We noticed that running a Helm upgrade (which only affects the hub, not the proxy) results in a short downtime due to the deployment strategy Recreate.
During this time period, the hub is not available and the proxy responds with “Service unavailable”.
According to the docs, Recreate is preferred over RollingUpdate because:
JupyterHub does not support running in parallel, due to this we default to using a deployment strategy of Recreate.
Suppose I understand the deployment strategy RollingUpdate correctly. In that case, it keeps the hub pod running (i.e., forwarding all traffic to this pod) until the new pod is created and running (i.e., readiness probe succeeded). Thus, both pods are not running at the same time.
Or may both pods be running in parallel for less than a second?
If that’s not the case, I don’t know why Recreate is preferred over RollingUpdate, which does not result in a downtime.
Thus, can I safely use RollingUpdate?
We didn’t notice any issues yet.
I am no expert in JupyterHub helm chart but running two hubs at the same time can be problematic due to the DB. Two hubs talking to the same DB can result in DB inconsistencies especially when JupyterHub applies DB migrations. There might be more issues but this is what came to me first!!
Yes, the jupyterhub process assumes it is the only one modifying the database and proxy state. If you have two hubs running the internal state of jupyterhub can get out of sync.

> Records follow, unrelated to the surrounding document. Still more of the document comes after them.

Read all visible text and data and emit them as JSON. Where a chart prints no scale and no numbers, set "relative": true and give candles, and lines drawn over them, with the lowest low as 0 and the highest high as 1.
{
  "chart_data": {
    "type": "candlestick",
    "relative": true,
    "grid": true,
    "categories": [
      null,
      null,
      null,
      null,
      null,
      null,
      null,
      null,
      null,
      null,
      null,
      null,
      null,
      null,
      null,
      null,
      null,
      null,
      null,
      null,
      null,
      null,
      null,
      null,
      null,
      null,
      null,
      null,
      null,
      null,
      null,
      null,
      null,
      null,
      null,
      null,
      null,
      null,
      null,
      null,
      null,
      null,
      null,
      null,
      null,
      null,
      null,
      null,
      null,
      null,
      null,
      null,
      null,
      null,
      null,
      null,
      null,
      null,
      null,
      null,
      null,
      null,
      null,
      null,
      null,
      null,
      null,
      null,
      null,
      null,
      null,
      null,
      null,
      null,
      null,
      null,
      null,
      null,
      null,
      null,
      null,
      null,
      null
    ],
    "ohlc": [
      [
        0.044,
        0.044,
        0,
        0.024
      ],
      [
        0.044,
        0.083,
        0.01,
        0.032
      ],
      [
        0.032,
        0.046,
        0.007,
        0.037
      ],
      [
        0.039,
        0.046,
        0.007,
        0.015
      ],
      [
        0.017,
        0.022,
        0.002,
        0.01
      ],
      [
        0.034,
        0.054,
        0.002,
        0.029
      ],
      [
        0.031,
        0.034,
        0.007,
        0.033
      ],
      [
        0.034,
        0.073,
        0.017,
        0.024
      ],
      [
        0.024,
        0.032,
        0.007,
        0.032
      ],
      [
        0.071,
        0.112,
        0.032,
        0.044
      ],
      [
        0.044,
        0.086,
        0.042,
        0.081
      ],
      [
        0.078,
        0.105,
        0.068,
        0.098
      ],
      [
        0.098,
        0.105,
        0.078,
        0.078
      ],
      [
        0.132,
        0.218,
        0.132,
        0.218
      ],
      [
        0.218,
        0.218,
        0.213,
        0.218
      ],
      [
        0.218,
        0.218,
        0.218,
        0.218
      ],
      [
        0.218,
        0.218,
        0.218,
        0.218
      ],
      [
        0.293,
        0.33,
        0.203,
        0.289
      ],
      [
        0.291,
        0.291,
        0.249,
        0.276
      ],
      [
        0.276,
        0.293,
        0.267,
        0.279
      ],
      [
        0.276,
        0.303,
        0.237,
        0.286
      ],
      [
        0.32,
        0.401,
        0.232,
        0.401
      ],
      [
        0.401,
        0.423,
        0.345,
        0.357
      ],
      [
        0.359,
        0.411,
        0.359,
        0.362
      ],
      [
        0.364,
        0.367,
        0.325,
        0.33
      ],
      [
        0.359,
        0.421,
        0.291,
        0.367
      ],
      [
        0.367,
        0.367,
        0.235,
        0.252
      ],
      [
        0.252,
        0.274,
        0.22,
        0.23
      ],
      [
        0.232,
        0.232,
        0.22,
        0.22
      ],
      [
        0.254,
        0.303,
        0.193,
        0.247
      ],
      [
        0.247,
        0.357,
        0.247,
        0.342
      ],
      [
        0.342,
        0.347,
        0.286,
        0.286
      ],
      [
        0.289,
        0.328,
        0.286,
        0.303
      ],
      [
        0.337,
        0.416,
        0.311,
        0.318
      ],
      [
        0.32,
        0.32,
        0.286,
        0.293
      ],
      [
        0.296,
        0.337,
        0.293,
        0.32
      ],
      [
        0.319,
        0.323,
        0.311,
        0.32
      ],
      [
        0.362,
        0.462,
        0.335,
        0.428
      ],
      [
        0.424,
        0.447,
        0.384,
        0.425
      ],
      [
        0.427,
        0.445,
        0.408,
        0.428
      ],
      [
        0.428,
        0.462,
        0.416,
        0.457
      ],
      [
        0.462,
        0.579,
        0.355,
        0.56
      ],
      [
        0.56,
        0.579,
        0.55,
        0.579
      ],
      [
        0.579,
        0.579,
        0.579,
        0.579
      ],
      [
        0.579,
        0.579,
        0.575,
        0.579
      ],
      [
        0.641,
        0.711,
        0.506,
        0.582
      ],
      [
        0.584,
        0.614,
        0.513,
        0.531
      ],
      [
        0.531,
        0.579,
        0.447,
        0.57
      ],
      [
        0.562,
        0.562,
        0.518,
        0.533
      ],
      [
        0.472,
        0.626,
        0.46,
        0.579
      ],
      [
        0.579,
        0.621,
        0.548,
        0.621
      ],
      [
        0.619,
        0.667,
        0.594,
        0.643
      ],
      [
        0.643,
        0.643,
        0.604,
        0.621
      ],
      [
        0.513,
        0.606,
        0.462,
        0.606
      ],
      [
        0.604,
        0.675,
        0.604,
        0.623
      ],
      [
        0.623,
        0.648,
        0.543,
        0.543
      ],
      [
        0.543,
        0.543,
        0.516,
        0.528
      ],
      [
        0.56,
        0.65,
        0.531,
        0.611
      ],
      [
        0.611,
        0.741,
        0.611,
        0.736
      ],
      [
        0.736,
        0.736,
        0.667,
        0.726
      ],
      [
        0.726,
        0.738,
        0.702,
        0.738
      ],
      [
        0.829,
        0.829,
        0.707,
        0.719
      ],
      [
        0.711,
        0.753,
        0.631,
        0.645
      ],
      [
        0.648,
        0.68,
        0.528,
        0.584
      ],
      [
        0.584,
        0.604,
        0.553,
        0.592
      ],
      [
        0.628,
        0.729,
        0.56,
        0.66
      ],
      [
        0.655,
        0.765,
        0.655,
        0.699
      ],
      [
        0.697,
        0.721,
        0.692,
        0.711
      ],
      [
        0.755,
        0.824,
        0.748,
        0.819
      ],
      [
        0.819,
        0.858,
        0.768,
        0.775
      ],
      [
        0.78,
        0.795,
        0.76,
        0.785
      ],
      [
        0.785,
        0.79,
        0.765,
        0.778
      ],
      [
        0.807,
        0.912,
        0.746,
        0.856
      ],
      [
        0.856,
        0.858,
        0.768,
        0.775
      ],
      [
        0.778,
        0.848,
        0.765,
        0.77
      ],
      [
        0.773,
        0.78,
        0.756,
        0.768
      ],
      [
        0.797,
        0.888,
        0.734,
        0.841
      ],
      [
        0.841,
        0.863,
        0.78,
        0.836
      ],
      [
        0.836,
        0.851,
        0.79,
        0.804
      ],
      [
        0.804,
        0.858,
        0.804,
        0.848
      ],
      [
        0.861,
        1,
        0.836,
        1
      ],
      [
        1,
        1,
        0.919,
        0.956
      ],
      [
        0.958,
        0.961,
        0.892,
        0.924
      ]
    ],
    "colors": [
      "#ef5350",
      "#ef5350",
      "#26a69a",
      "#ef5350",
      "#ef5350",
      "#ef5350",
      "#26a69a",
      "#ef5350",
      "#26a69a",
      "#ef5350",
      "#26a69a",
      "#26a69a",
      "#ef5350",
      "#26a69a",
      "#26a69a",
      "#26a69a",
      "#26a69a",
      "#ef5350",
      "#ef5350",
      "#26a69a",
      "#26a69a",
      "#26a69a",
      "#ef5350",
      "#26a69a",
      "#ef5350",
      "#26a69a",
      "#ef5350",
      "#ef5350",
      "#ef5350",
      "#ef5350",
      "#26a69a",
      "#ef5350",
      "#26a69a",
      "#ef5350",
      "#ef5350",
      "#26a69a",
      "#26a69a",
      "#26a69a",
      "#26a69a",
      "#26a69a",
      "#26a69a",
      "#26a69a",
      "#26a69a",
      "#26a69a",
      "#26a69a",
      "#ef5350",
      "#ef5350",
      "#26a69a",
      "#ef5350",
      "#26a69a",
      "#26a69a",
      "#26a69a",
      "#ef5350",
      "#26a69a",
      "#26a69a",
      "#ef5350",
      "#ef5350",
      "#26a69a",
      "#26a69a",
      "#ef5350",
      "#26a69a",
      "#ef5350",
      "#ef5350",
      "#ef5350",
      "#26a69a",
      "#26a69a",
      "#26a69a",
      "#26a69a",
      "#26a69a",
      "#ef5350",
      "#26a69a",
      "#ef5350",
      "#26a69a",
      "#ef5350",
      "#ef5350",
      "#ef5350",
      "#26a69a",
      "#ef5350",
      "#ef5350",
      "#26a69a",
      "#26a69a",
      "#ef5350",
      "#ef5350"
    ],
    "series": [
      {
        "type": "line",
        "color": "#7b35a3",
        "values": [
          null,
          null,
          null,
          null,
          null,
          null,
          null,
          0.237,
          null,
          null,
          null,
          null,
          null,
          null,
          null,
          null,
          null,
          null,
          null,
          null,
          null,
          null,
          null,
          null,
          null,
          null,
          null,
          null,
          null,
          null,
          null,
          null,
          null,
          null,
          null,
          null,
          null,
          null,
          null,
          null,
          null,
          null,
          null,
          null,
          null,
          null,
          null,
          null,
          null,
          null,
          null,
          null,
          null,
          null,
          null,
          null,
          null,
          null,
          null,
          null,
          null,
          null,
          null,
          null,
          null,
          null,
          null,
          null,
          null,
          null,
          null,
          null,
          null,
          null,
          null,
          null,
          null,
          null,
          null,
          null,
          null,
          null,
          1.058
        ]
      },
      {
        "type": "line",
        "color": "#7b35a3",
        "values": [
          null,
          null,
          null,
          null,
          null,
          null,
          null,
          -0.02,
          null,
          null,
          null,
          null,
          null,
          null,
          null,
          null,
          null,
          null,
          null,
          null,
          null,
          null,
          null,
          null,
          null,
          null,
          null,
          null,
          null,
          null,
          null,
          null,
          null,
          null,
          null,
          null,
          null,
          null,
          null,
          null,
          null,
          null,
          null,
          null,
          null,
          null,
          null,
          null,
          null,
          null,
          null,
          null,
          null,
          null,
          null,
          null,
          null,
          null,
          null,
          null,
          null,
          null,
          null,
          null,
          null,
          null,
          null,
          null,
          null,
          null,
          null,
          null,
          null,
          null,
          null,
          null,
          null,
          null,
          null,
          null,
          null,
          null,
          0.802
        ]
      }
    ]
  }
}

If I’m correct, the message “Service Unavailable” is shown by the CHP because the error target, which by default is the hub itself, is obviously not reachable.
According to the docs, changing the error target is helpful to show more informative error messages.
Besides the hub is not available at all, what are other “error scenarios” that should be considered when providing a custom error message? (For example, is a 404 an “error” handled by the error target?)